Dir-se-ia que os deuses tiveram a bondade de misturá-los com os homens
para edulcorar a tristeza da vida humana. Eu desejaria que notásseis ainda um
privilégio que honra muitíssimo os meus súditos. Diversa é a disposição do
coração humano de indivíduo para indivíduo; mas, quanto aos meus loucos, todos
os homens sentem prazer em possuí-los, como se soubesse que eles são da sua
natureza. Desejam-nos com transporte, abraçam-nos, lisonjeiam-nos,
alimentam-nos, socorrem-nos em suas necessidades, em suma, permitem-lhes dizer
e fazer todo mal que lhes aprouver.
Não só não se encontra ninguém que atreva a contrariá-los, como parece
que até as próprias feras, por um natural sentimento da sua inocência, contêm
diante deles a sua inata ferocidade. São sagrados para os deuses, para mim
sobretudo, motivo por que é muito justo que todos usem para com eles do mesmo
respeito.
Penso e imagino que os leitores estejam caindo na gargalhada pela pilhéria
sem limites, numa linguagem e estilo clássicos, eruditos. “Ride até mais não
podeis. Ofereço-me a interromper por alguns segundos até que possais continuar
a ler. Ride tanto quanto vos façais felizes”.
Se me desnudo diante de vós, apresento-me a vós com estes e aqueles
desvios de toda ordem e qualidade, ofereço-me numa taça de cristal para
saborear-me num “à nossa”, aceitarei todas as pilhérias, admitirei todas as
zombarias, recusar-me-ei, contudo, a declarar-me saciado das fomes milenares, sedes seculares,
quando ainda tenho fome e sede; não me contentarei com uma responsabilidade,
com um zero cada vez mais inclinando para a esquerda, renovando-se
indefinidamente, pela única e exclusivíssima razão de que está conforme as leis
da diplomacia, estratégia, os bons princípios.
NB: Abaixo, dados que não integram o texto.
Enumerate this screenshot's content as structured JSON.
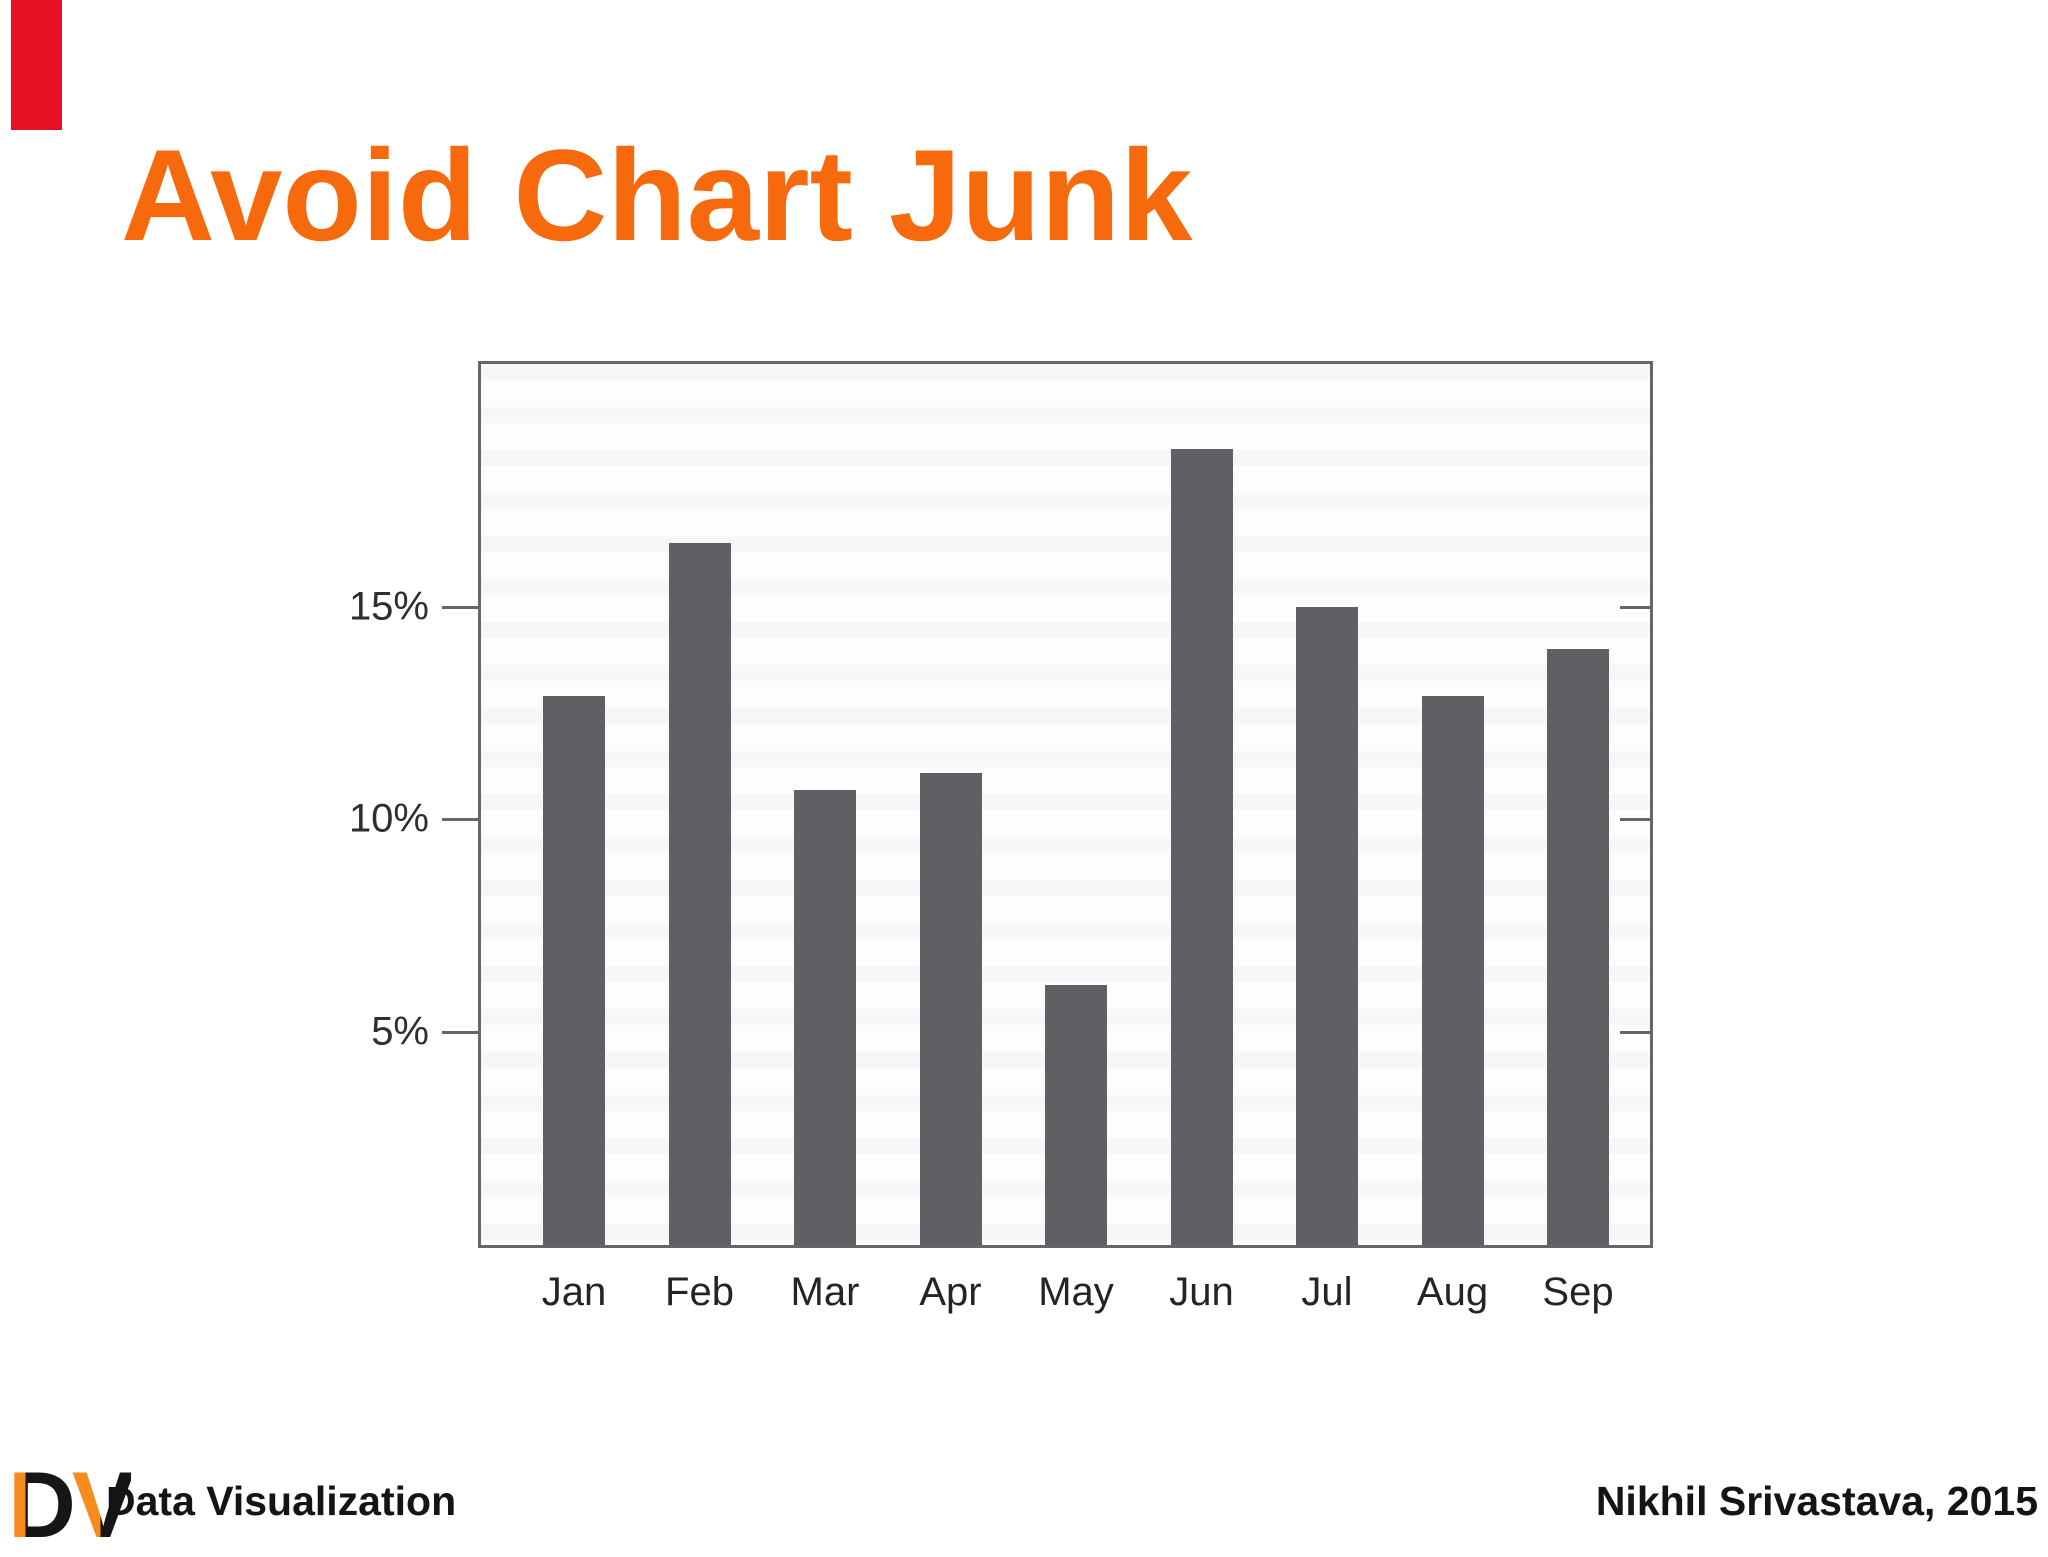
{
  "slide": {
    "title": "Avoid Chart Junk",
    "title_color": "#f6690c",
    "corner_marker_color": "#e81123",
    "background_color": "#ffffff"
  },
  "chart_data": {
    "type": "bar",
    "title": "",
    "xlabel": "",
    "ylabel": "",
    "categories": [
      "Jan",
      "Feb",
      "Mar",
      "Apr",
      "May",
      "Jun",
      "Jul",
      "Aug",
      "Sep"
    ],
    "values": [
      12.9,
      16.5,
      10.7,
      11.1,
      6.1,
      18.7,
      15.0,
      12.9,
      14.0
    ],
    "unit": "%",
    "ylim": [
      0,
      20.7
    ],
    "yticks": [
      5,
      10,
      15
    ],
    "ytick_labels": [
      "5%",
      "10%",
      "15%"
    ],
    "grid": false,
    "legend": false,
    "bar_color": "#606064",
    "frame_color": "#66666a"
  },
  "footer": {
    "logo_d": "D",
    "logo_v": "V",
    "logo_orange": "#f68b1f",
    "logo_black": "#161616",
    "course": "Data Visualization",
    "author": "Nikhil Srivastava, 2015"
  }
}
Ora se me dá... Aceitar o zero inclinado para a esquerda por estar
conforme tais leis, é um absurdo... Nesse caso, prefiro os ângulos obtusos do
zero por estarem conforme a sede e fome de contemplação do arbitrário e
gratuito. Não posso saber, e o silêncio que fazeis diante dessas palavras aqui
registradas, se podeis compreender o que as habita que me saem espontâneas, não
me utilizo de qualquer critério de esclarecimento e transparência dos sentidos,
deixo-as fluírem com liberdade.
Isso de muitos dizerem que não se escreve para o futuro, escreve-se para
o presente, não creio que fora entendido isso com categoria e sabedoria, em
verdade, des-cobre-se o futuro a partir dessas palavras do presente. Nessas
linhas imagino estar real-izando a intenção primordial, escrevo-vos para
refletir e meditar acerca de todas as coisas comungadas, aderidas em nome de
respostas que iluminem, sejam luzes no subsolo que se mostram na claridade do
dia.
Pois bem, que direis, senhores, se, depois de vos ter provado que a mim
devem todos os louvores atribuídos á força e ao engenho humanos, eu vos provar
que a mim também pertencem os que recebem a prudência? – Essa é boa! – dirá,
talvez, alguém – Pretendeis misturar o fogo com a água, pois a Loucura e a
Prudência não são opostas que esses dois elementos contrários – Não Obstante,
sentir-me-ei lisonjeado por vos convencer disso, desde que continueis a
prestar-me vossa gentil atenção.
Se a prudência consiste no uso comedido das coisas, eu desejaria saber
qual dos dois merece mais ser honrado com o título de prudente: o sábio, que,
parte por modéstia, parte por medo, nada realiza, ou o louco, que nem o pudor
(pois não o conhece) nem o perigo (porque não o vê) podem de-mover de qualquer
empreendimento.
O sábio absorve-se no estudo dos autores antigos; mas que proveito tira
ele dessa constante leitura? Raros conceitos espirituosos, alguns pensamentos
requintados, algumas puerilidades – eis todo fruto de sua fadiga.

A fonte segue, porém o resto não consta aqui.